Marshall shop's coffee hopes to aid nonprofits in region
March 21, 2013 9:15 AM
Generoasta Coffee general manager Liz Musser, left, and staff work on the final details of the menu for the coffee shop in the Warrendale Village shopping center in Marshall.
The Generoasta Coffee shop will open today.
Generoasta Coffee in Marshall features a charity wall on which customers can indicate which of three charities will receive a portion of their purchase price.
By Kathleen Ganster
The tagline for Generoasta Coffee makes it clear what their goals are: "Do Good. Have fun. Drink coffee."
The new coffee shop, which opens today in the Warrendale Village shopping center on Route 19 at Warrendale-Bayne Road in Marshall, was created to do good for customers (and themselves), to have fun, and make it all possible by serving great coffee.
Created by a group of friends who all live in the North Hills, the company was founded to allow people to donate to nonprofits in the community.
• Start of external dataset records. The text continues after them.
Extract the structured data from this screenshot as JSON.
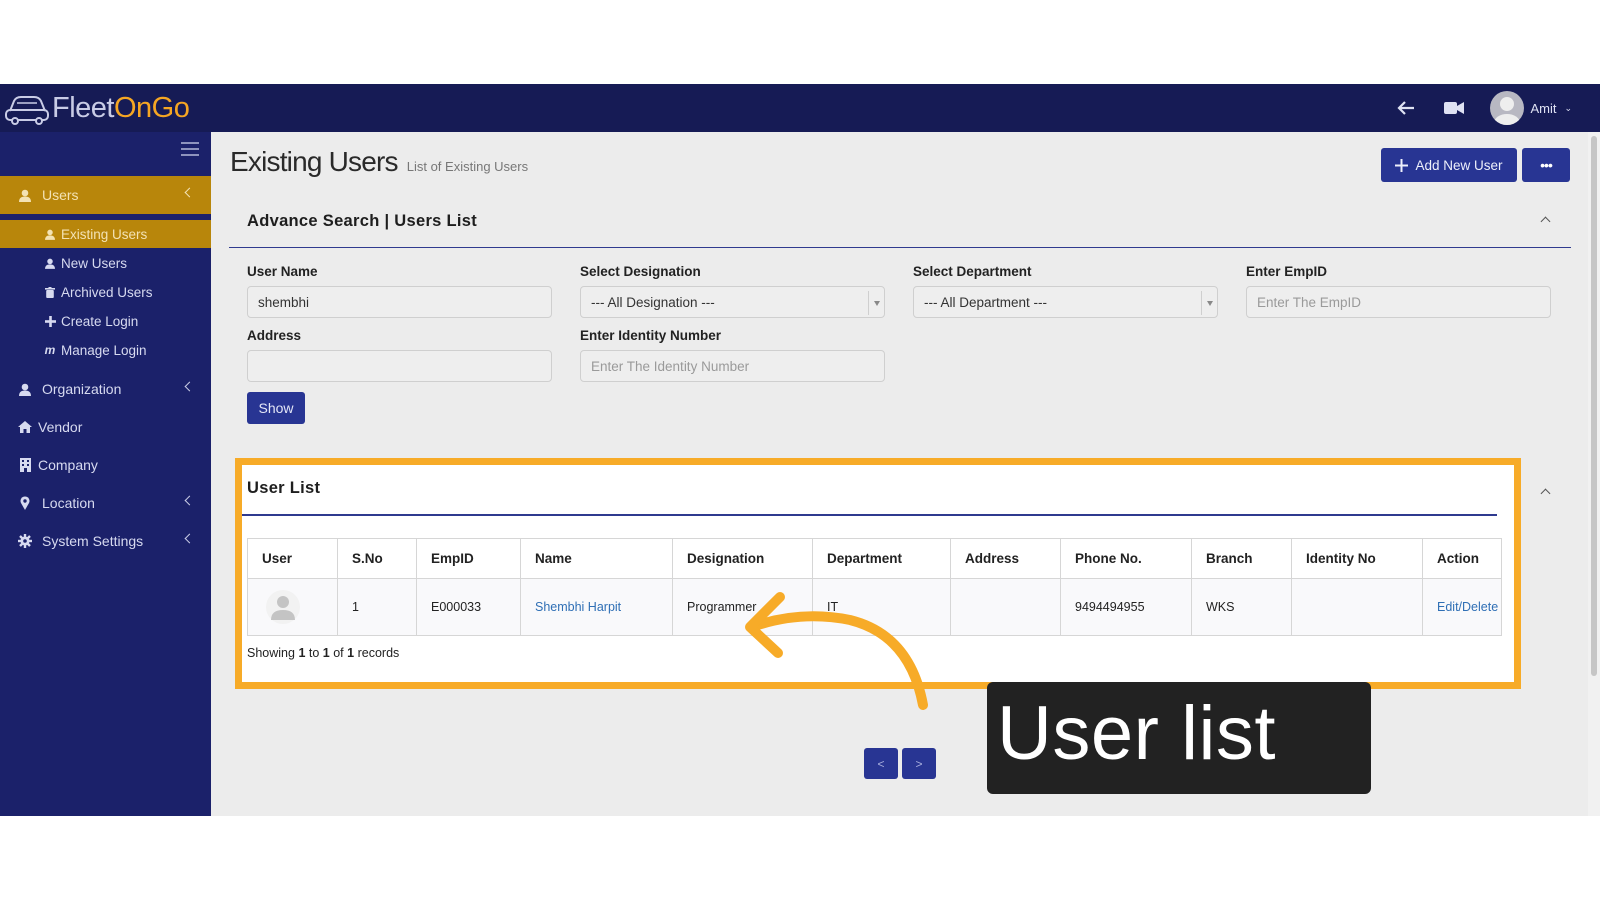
{
  "app": {
    "logo_text_primary": "Fleet",
    "logo_text_accent": "OnGo",
    "user_name": "Amit"
  },
  "sidebar": {
    "items": [
      {
        "label": "Users",
        "icon": "user-icon"
      },
      {
        "label": "Organization",
        "icon": "user-icon"
      },
      {
        "label": "Vendor",
        "icon": "home-icon"
      },
      {
        "label": "Company",
        "icon": "building-icon"
      },
      {
        "label": "Location",
        "icon": "map-pin-icon"
      },
      {
        "label": "System Settings",
        "icon": "gear-icon"
      }
    ],
    "users_submenu": [
      {
        "label": "Existing Users",
        "icon": "user-icon"
      },
      {
        "label": "New Users",
        "icon": "user-icon"
      },
      {
        "label": "Archived Users",
        "icon": "trash-icon"
      },
      {
        "label": "Create Login",
        "icon": "plus-icon"
      },
      {
        "label": "Manage Login",
        "icon": "m-icon"
      }
    ]
  },
  "header": {
    "title": "Existing Users",
    "subtitle": "List of Existing Users",
    "add_button": "Add New User",
    "more_button": "•••"
  },
  "search": {
    "panel_title": "Advance Search | Users List",
    "fields": {
      "user_name": {
        "label": "User Name",
        "value": "shembhi"
      },
      "designation": {
        "label": "Select Designation",
        "value": "--- All Designation ---"
      },
      "department": {
        "label": "Select Department",
        "value": "--- All Department ---"
      },
      "empid": {
        "label": "Enter EmpID",
        "placeholder": "Enter The EmpID"
      },
      "address": {
        "label": "Address",
        "value": ""
      },
      "identity": {
        "label": "Enter Identity Number",
        "placeholder": "Enter The Identity Number"
      }
    },
    "show_button": "Show"
  },
  "user_list": {
    "title": "User List",
    "columns": [
      "User",
      "S.No",
      "EmpID",
      "Name",
      "Designation",
      "Department",
      "Address",
      "Phone No.",
      "Branch",
      "Identity No",
      "Action"
    ],
    "rows": [
      {
        "sno": "1",
        "empid": "E000033",
        "name": "Shembhi Harpit",
        "designation": "Programmer",
        "department": "IT",
        "address": "",
        "phone": "9494494955",
        "branch": "WKS",
        "identity": "",
        "action": "Edit/Delete"
      }
    ],
    "records_prefix": "Showing",
    "records_from": "1",
    "records_to_word": "to",
    "records_to": "1",
    "records_of_word": "of",
    "records_total": "1",
    "records_suffix": "records"
  },
  "pagination": {
    "prev": "<",
    "next": ">"
  },
  "annotation": {
    "callout": "User list"
  },
  "colors": {
    "brand_navy": "#161b55",
    "sidebar": "#1b216a",
    "accent_gold": "#b8860b",
    "highlight": "#f7ab28",
    "button": "#283593"
  }
}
It all started about two years ago when Eric Ravotti of Pine was thinking about how people may want to do good, but find themselves short on time and/or money.
"I thought, 'If you didn't have to give up time or money, would you be charitable?' The answer is obviously 'yes'," he said.
The problem, said Mr. Ravotti, was how to make that happen. He began kicking around ideas and talking with friends. Before long, the idea of a coffee house was created and 10 couples -- all friends -- were on board.
"Coffee is a unifying factor with people. It is good and warm and cozy. Why not use it as a conduit for a charitable cause?" he said.
Mr. Ravotti, a real estate developer, and his group of friends began a two-year process of testing coffees, deciding on a location, selecting furniture, sharing ideas to come up with the model for their shop, and selecting nonprofit organizations to be their partners.
Every step of the way was indeed a "process," said Steve Shangold, also of Pine and one of the 20 founders.
"We even tried about 50 different breads when we were choosing what we would serve for the sandwiches," he said. "We thought about everything every step of the way."
And all of the founders were involved in the various steps.
Mr. Ravotti even drew-up "friendship guidelines," a pact that no matter what, they would all remain friends.
"We haven't had to resort to reminding anyone that they have signed the guidelines, but we wanted to have them so that we all remained friends, even if we didn't always agree on every single thing," said Mr. Shangold.
The founders decided that they would select three nonprofits that serve the North Hills and that a portion of their profits for six months will be donated to those organizations. Each customer also receives a token bearing a tagline that he or she places in a giant coffee cup labeled with names of non-profits.
Based on these "votes," additional profits will be donated.
The cups are at the charity wall, where each of the three nonprofits posts information about its mission.
A large TV on the wall shows videos about the groups and information about other nonprofit organizations in the vicinity.
"We thought that three would be a good number because we could share a reasonable amount of information about them," Mr. Shangold said. "Six months is a good time for our customers to absorb information about the organizations, and we would have enough time to support each of them in some events."
To choose the nonprofits, the group formed a committee to research organizations that served the North Hills. They chose nonprofits whose target audiences varied and selected three -- each serving a diverse segment of the community.
Animal Friends, MHY Family Services (formerly Mars Home for Youth), and North Hills Community Outreach, are the first three nonprofits.
Amy Smith, development manager from MHY in Mars, said when committee members reached out to her, she was impressed by their research.
"When they came for a tour, they knew all about us, who we served and our history," she said, "And their passion for their project came out in every interaction that we have had."
Ms. Smith said that the Generoasta team wanted to make sure that the partnership was a good fit, but also they wanted MHY to know that they were serious in wanting to help MHY raise funds.
"It is clear they have a commitment to the community," she said.
The coffee house is furnished with booths, leather chairs, an area with computer connections and a circular table with a fire pit. The centerpiece is a 14-foot table created from a single piece of wood.
Liz Musser of Upper St. Clair, the general manager, has more than 16 years in the coffee business. She said she is excited to share her knowledge of coffee but also do good.
"I love the idea that we are taking coffee and extending it to connect people with their community," she said. Ms. Musser has designed signature coffee and tea drinks for the shop. They will also serve pastries, breakfast sandwiches, soups, salads and sandwiches -- all prepared on-site.
Mr. Ravotti said they hope that Generoasta will be such a hit that they can open other locations.
"We are excited to see where this leads," he said.
While the creation of the coffee shop has taken longer than the group initially hoped -- they estimate the founders have spent well over 5,000 hours in the research and design -- it has been a worthwhile journey, said Mr. Shangold.